Climate Policy and Australia’s Resources Trade - a new report
Report by Trading Nation
Australia has performed as well as, or better than, most developed nations in constraining emissions growth since 1990,and needs to ensure any future targets to do not undermine its resources trade, according a new report.
Internationally, Australia’s approach to climate policy in the lead-up to the Paris conference on climate change will need to be guided by three core considerations. First, Australia’s approach must be credible in the sense that its proposals must support an internationally co-ordinated approach to addressing rising emissions and the effects of climate change. Second, it must provide for a measured transition to a low-emissions global economy that minimises adverse social and economic effects. And third, it must prevent climate policy coming into conflict with trade policy, most importantly by ensuring that the gains which have been made in building a more open world economy are not undermined by green protectionism.
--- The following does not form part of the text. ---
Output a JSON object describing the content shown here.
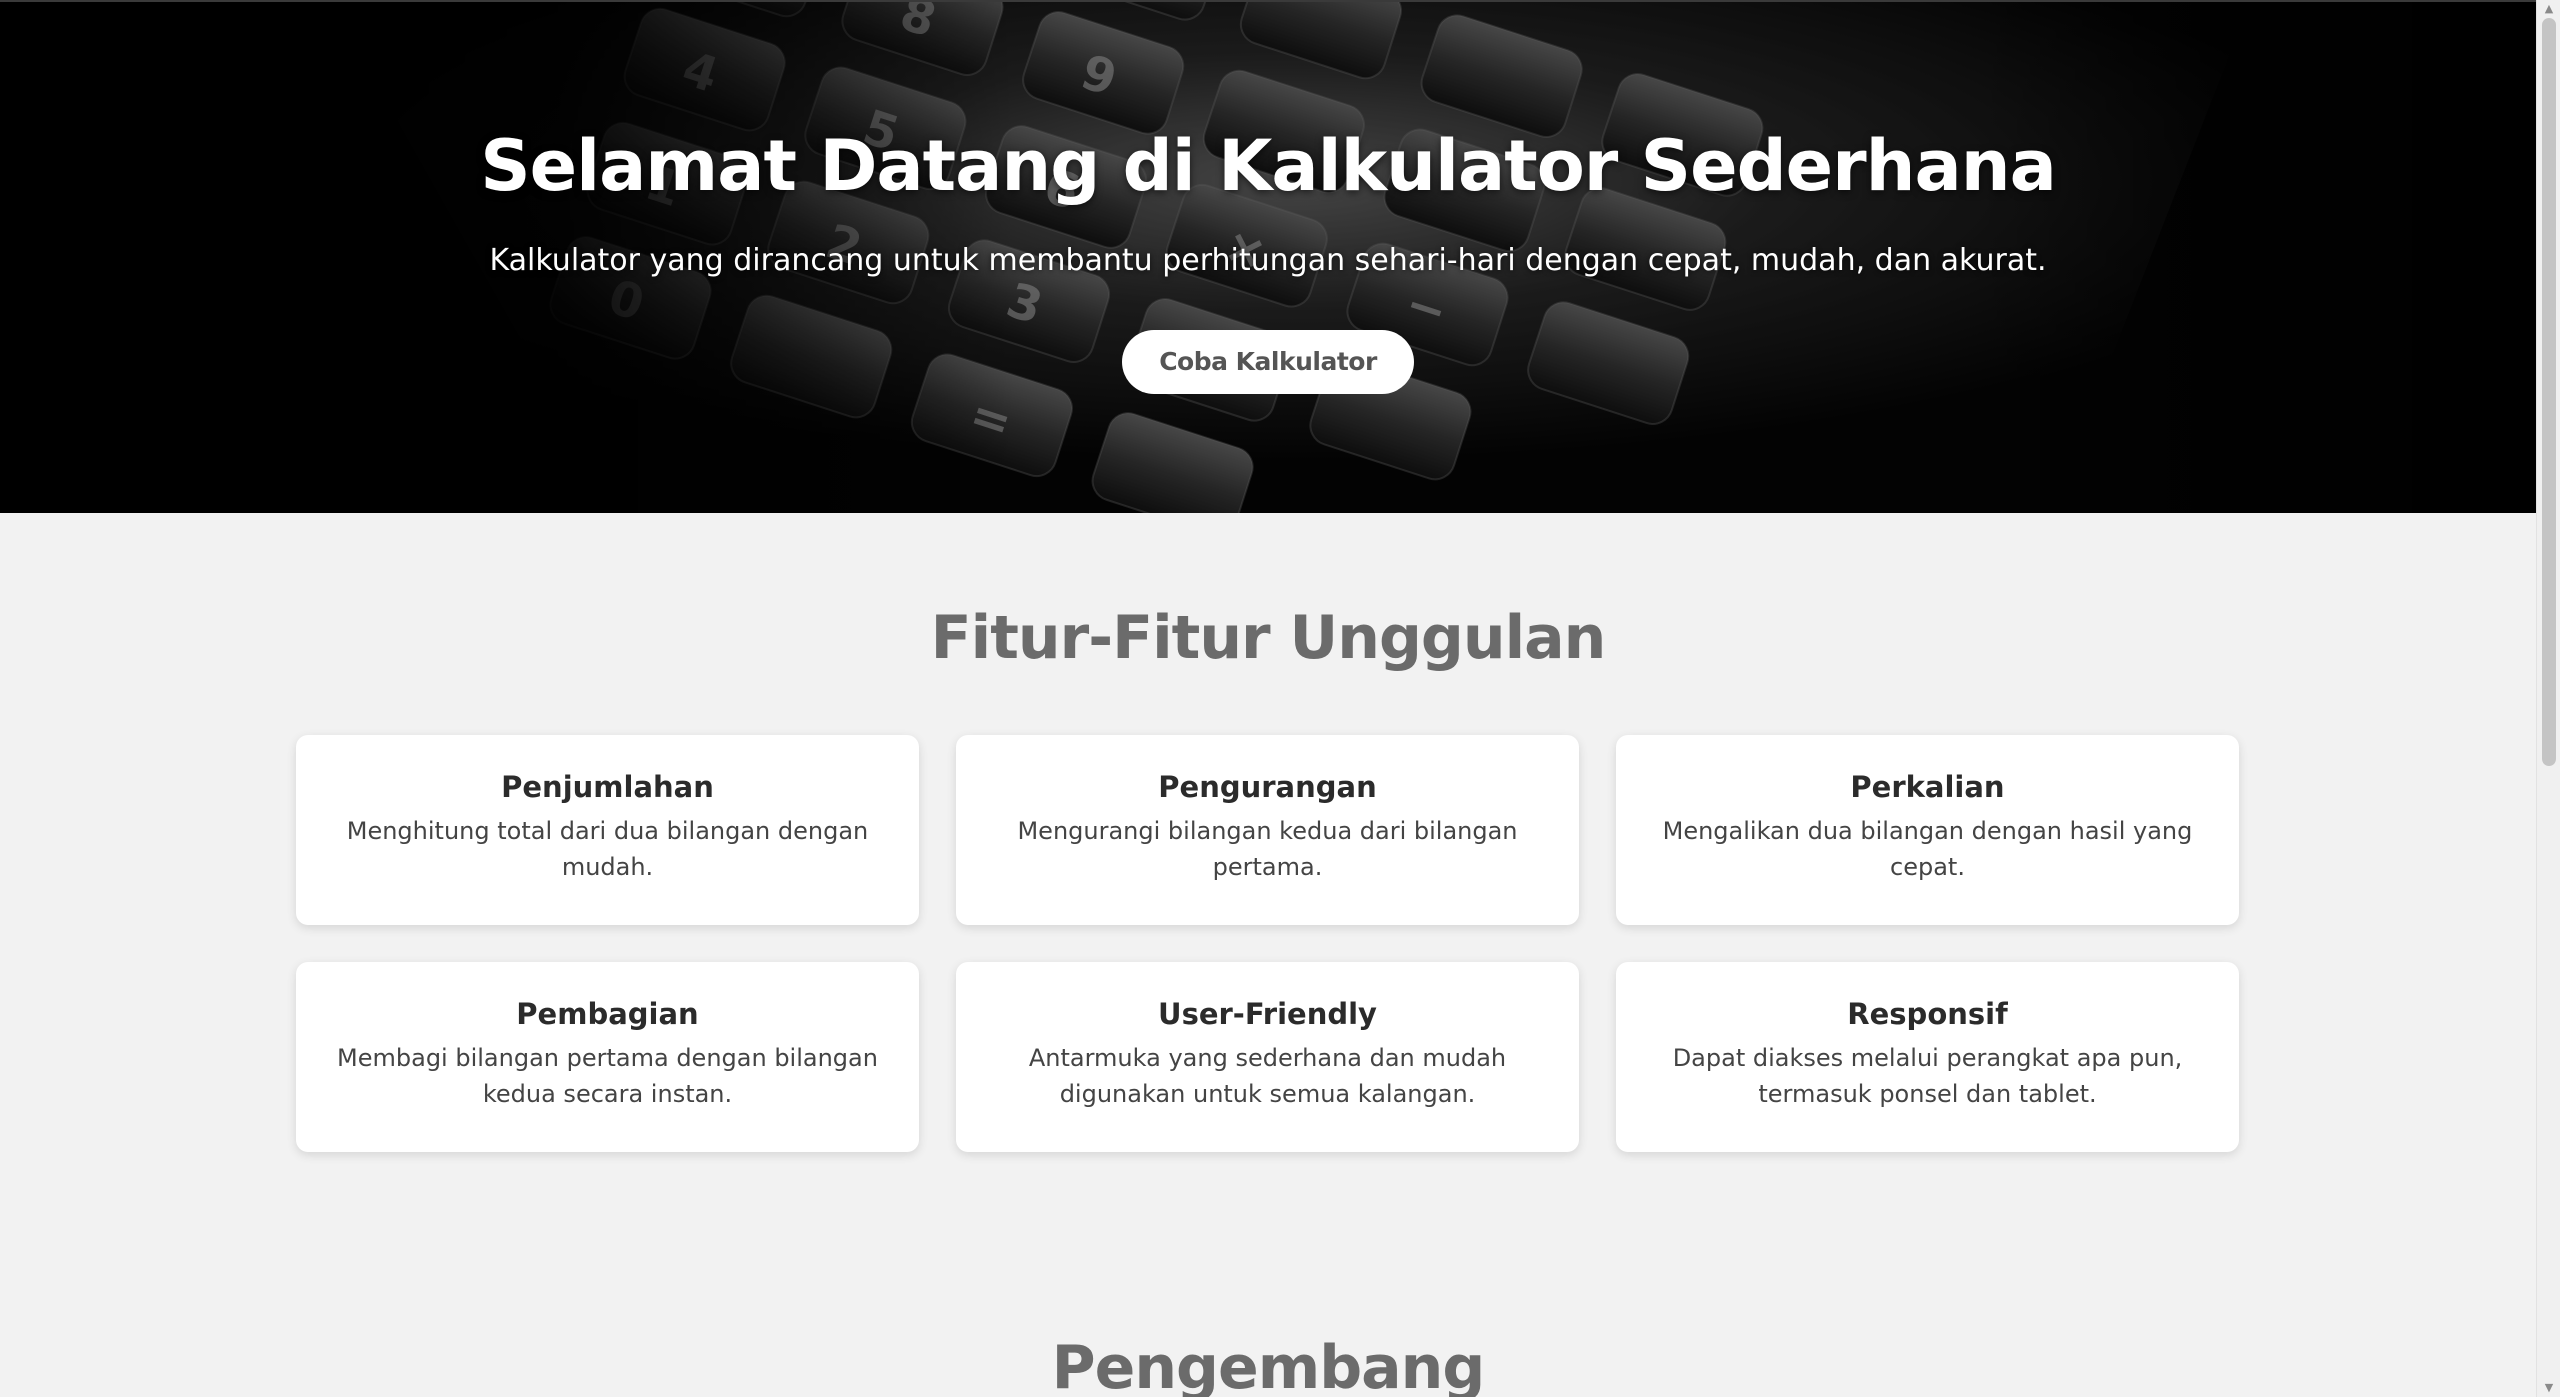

The report, by three former foreign affairs and trade officials, Nic Brown, Mike Adams and Ron Wickes, says there is now broad agreement that both developed and developing countries must make internationally-coordinated progress to address climate change. Although this understanding is still developing and lacks detail on the scope and mechanisms for greenhouse gas abatement, it is different from the position a few years ago when only developed economies were expected to meet binding targets.
A substantive outcome in Paris could profoundly affect the Australian resources sector. This in turn could have important implications for the Australian economy.
Australia’s dependence on resources at an early stage of processing, as well as its rapid population and per capita income growth, means that its economic structure and outlook are different from other developed economies. Among OECD economies, only Norway has greater dependence on exports of minerals and fuels. The minerals industry also faces intense competition from other suppliers, in a context where capital, skilled labour and technology are internationally mobile. Unlike many other OECD countries, Australia’s competitors are often emerging or developing economies. The number of emerging and developing economies supplying significant quantities of resources is increasing. From an Australian perspective, this underscores the need for key emerging economies to make contributions to any global solution on climate change.
Australia has performed better than most other developed economies in constraining emissions growth since 1990. Taking into account emissions embodied in trade casts a still more positive light on Australia’s emissions performance. If full account were to be made of the emissions embodied in trade by reporting consumption rather than production of emissions, the gap between Australia’s levels of reported emissions relative to the European Union, the United States and Japan would narrow markedly.
Australia will need to continue to press that its unique position among developed economies be recognised in any agreements or understandings which emerge from Paris. To maintain broad community support, Australia’s contribution should be no higher than the costs borne by other advanced countries and by Australia’s key trading partners. Modelling and other supporting analysis which takes into account the key drivers of emissions – including different economic structures, population growth and per capita income growth – would be useful in informing the Australian Government’s approach to negotiations.